Tuesday 19 February 2019

The All Blacks pay a massive compliment to Johnny Sexton, Joe Schmidt and Robbie Henshaw

Robbie Henshaw of Ireland touches down the ball to score the opening try despite the efforts of Alex Goode of England during the RBS Six Nations match between Ireland and England at the Aviva Stadium on March 1, 2015 in Dublin, Ireland
Robbie Henshaw of Ireland touches down the ball to score the opening try despite the efforts of Alex Goode of England during the RBS Six Nations match between Ireland and England at the Aviva Stadium on March 1, 2015 in Dublin, Ireland

The official All Blacks website has lavished praise on Irish coach Joe Schmidt and attacking duo Johnny Sexton and Robbie Henshaw.

Ireland are now on a record-equalling run after 10 wins on the bounce and the feat has not gone unnoticed in the land of the world number ones.

It isn't any secret that Johnny Sexton is a sensation but that doesn't mean that we tire of hearing it.

In an article entitled 'nine things the All Blacks might have noticed in the Six Nations', James Mortimer wrote: "If Ireland is becoming – or has become – the biggest local threat ahead of the 2015 Rugby World Cup, then the most dangerous man among the squad is Jonathan Sexton.

"Hailed in the old continent as the best number ten operating in the game, his performance against England showed why he is held is such esteem.

"First five-eighths in the Southern Hemisphere might bristle at this tag but won’t deny the perils the 29-year-old can bring to an opposition defence."

They are equally as impressed with Joe Schmidt: "Joe Schmidt is working his magic. The one time Ranfurly Shield coach has now matched Ireland’s greatest ever winning streak (10).

"This victory comes after England ruined their Grand Slam dream last year - their last loss - and now Argentina (twice), Australia and South Africa have been conquered.

"Keeping a lid on expectations will be key. If the mighty feat of a Slam is achieved, it will be difficult for the Irish to keep their craic under control heading into the Rugby World Cup."

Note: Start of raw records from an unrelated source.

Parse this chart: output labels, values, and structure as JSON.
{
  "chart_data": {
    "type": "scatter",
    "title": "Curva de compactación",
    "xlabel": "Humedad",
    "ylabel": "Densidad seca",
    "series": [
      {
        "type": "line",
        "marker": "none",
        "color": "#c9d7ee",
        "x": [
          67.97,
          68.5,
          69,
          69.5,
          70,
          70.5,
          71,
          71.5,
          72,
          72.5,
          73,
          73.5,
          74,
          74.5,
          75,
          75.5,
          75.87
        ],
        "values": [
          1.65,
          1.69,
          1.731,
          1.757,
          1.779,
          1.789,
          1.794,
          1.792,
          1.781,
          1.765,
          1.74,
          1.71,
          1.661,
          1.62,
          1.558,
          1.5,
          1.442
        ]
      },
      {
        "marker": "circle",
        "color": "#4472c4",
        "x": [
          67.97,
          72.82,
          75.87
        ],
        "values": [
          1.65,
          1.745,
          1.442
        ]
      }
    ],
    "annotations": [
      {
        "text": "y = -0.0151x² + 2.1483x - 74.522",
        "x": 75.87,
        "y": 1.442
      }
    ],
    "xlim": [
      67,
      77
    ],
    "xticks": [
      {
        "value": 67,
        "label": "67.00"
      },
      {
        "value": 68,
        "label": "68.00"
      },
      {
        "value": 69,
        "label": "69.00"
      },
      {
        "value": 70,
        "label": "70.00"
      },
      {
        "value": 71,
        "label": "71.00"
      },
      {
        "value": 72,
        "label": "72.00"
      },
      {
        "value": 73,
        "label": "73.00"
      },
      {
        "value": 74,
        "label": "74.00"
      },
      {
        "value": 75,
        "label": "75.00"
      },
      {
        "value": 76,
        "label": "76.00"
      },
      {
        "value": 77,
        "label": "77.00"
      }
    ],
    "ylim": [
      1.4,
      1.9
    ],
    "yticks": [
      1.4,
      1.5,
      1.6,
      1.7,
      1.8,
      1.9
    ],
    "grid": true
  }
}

They drew comparisons with Connacht's Robbie Henshaw and New Zealand legend Ma'a Nonu.

"The weight of a player, like any human being, can be a fickle thing, but most guides agree that 21-year-old Athlone born Robbie Henshaw, weighs just over 16 stone in the old language (102kg)," he added.

"They may not have the hands that throw passes like silk rain in the midfield (BOD), but the Irish now have a raw power that looks at home in chaos of an international centre channel.

"The athletic back scored what was, considering England’s fight back in the back end, the match winning try.

"More importantly it has ensured that Ireland need only pay their respects to Brian O’Driscoll. They need not mourn his absence with the likes of the Connacht wunderkind stepping into the midfield."

They also credit Greg Feek for Ireland's strong performance in the 'supposed' weakness... the scrum.

"England said they would be coming at Ireland with all they had at the set piece and they weren’t wrong, but while the English front row had successfully bent many opposition front rows over so they could see their own behinds, the Irish pack is now made of sterner stuff.

"With Greg Feek overseeing the scrum doctrines for the Emerald Isle, the so called vulnerability of Ireland’s set piece is exactly that - so called. It might not be an area of the game the defending Six Nations champion’s target, but it is an area will they will not be beaten."